To a solution of borane-tetrahydrofuran complex (80 ml IM in THF, 80 mmol) in dry THF (240 ml) was added slowly bis(2-cyanoethyl)-poly(tetrahydrofuran) of Example 4 (20.00 g, 9.5 mmol) dissolved in dry THF (160 ml) at 0° C. The solution was stirred for 30 min at 0° C., after which it was heated to reflux for 4 h. The reaction mixture was cooled to 0° C., and methanol (80 ml) was added dropwise. (Be careful: hydrogen-gas evolution). Hydrochloric acid (4 ml, 37% in water) was added slowly, and the reaction mixture was stirred for 1 h, and subsequently evaporated to dryness under reduced pressure. Trimethyl borate was removed by three coevaporations with methanol (3 times 100 ml). To the viscous liquid was added sodium hydroxide solution (150 ml, 1M in water), and this was extracted with diethyl ether (3 times 300 ml). The combined organic layers were dried with sodium sulfate, filtered, and the solvent was evaporated on a rotary evaporator without putting the flask in the water bath. During the evaporation, the polymer precipitated from the cold solution and was obtained as a white powder (18.74 g, 93%). 1H-NMR (CDCl3): δ 3.49 (t, 4H, OCH2CH2CH2NH2), 3.41 (br. t, 138H, OCH2CH2CH2CH2O main chain), 2.79 (t, 4H, CH2NH2), 1.71 (t, 4H, OCH2CH2CH2NH2), 1.62 (br. m, 142H, OCH2CH2CH2CH2O main chain), 1.1 (br. s, 4H, NH2). 13C-NMR (CDCl3): δ 70.5 (OCH2CH2CH2CH2O main chain), 68.8 (OCH2CH2CH2NH2), 39.7 (CH2NH2), 33.6 (OCH2CH2CH2NH2), 26.4 (OCH2CH2CH2CH2O main chain). FT-IR (ATR): ν 3564, 3539, 2941, 2862, 1492, 1372, 1107, 996 cm−1. MALDI-TOF [M+Na+]=Calcd. 155.1+n*72.0 Da. Obsd. 155.9+n*72.0 Da. SEC (phenyl urea derivative): Mn=3769 g/mol, PDI=1.5. Mn according to 1H NMR: 2500 g/mol.
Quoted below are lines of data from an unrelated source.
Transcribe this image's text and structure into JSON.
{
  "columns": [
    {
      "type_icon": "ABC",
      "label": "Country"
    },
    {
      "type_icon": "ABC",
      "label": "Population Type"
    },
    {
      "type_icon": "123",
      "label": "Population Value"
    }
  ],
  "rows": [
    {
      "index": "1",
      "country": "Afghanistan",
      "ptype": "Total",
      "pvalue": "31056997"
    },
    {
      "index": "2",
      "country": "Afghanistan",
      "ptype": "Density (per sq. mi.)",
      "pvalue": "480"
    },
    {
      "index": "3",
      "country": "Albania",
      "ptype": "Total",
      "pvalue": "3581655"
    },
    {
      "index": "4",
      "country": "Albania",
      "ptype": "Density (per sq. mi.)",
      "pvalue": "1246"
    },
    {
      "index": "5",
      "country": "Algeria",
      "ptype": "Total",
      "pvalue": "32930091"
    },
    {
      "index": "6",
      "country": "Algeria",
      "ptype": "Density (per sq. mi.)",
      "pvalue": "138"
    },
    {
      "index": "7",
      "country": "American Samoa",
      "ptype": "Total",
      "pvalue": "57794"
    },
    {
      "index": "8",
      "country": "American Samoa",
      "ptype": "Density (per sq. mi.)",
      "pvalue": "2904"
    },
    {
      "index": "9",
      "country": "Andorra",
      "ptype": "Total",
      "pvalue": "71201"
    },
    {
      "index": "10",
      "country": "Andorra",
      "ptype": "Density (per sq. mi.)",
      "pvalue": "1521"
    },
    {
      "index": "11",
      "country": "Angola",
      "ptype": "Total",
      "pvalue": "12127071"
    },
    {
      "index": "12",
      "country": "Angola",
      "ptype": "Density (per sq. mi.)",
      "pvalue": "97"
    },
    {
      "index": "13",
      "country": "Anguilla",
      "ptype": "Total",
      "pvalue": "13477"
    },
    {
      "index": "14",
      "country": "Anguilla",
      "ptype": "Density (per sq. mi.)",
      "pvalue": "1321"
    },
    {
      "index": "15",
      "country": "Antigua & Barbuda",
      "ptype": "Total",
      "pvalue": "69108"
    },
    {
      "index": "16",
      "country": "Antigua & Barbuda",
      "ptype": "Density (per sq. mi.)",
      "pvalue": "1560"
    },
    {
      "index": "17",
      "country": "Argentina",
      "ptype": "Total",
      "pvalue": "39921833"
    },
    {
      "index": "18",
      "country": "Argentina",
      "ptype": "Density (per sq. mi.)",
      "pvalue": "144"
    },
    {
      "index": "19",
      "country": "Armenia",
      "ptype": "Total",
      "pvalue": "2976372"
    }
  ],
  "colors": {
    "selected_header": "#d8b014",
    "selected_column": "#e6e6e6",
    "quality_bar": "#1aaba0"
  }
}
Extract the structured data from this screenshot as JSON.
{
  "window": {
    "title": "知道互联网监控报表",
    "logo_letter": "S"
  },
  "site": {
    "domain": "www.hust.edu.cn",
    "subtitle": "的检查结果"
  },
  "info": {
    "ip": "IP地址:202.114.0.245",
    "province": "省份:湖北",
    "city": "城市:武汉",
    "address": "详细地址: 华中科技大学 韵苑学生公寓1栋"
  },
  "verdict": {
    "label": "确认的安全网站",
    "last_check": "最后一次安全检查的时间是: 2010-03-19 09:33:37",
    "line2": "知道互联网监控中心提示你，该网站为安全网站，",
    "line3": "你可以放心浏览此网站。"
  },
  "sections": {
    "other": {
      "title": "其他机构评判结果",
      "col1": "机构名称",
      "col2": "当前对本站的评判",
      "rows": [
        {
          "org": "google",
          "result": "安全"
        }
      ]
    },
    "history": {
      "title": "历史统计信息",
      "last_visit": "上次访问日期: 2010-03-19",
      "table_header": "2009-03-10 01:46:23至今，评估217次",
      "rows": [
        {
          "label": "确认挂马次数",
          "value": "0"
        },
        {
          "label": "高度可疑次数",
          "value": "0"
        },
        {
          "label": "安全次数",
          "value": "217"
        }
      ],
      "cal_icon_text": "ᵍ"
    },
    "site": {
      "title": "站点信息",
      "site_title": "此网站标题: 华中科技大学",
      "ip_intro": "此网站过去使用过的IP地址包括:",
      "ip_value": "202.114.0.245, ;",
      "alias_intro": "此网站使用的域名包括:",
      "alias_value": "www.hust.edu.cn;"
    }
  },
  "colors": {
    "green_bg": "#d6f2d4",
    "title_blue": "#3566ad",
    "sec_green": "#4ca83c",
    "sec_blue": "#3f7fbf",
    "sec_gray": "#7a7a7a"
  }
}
In a similar way as described in Example 1 for bis(3-aminopropyl)-poly(tetrahydrofuran) Mn=1100 g/mol, bis(3-aminopropyl)-poly(tetrahydrofuran) Mn=2000 g/mol from Example 5 was reacted at room temperature with 1 molar equivalent of 1,4-diisocyanatobutane using chloroform as reaction solvent. After similar work-up as described in Example 1, the isolated polymer product was obtained as a white elastic fluffy material. The polymer product had a molecular weight of Mn=53*103 g/mol as measured with SEC using NMP as eluent and relative to polystyrene standards. DSC: Tg=−74° C., Tm1=1° C., Tm2=101° C. T-flow=125° C.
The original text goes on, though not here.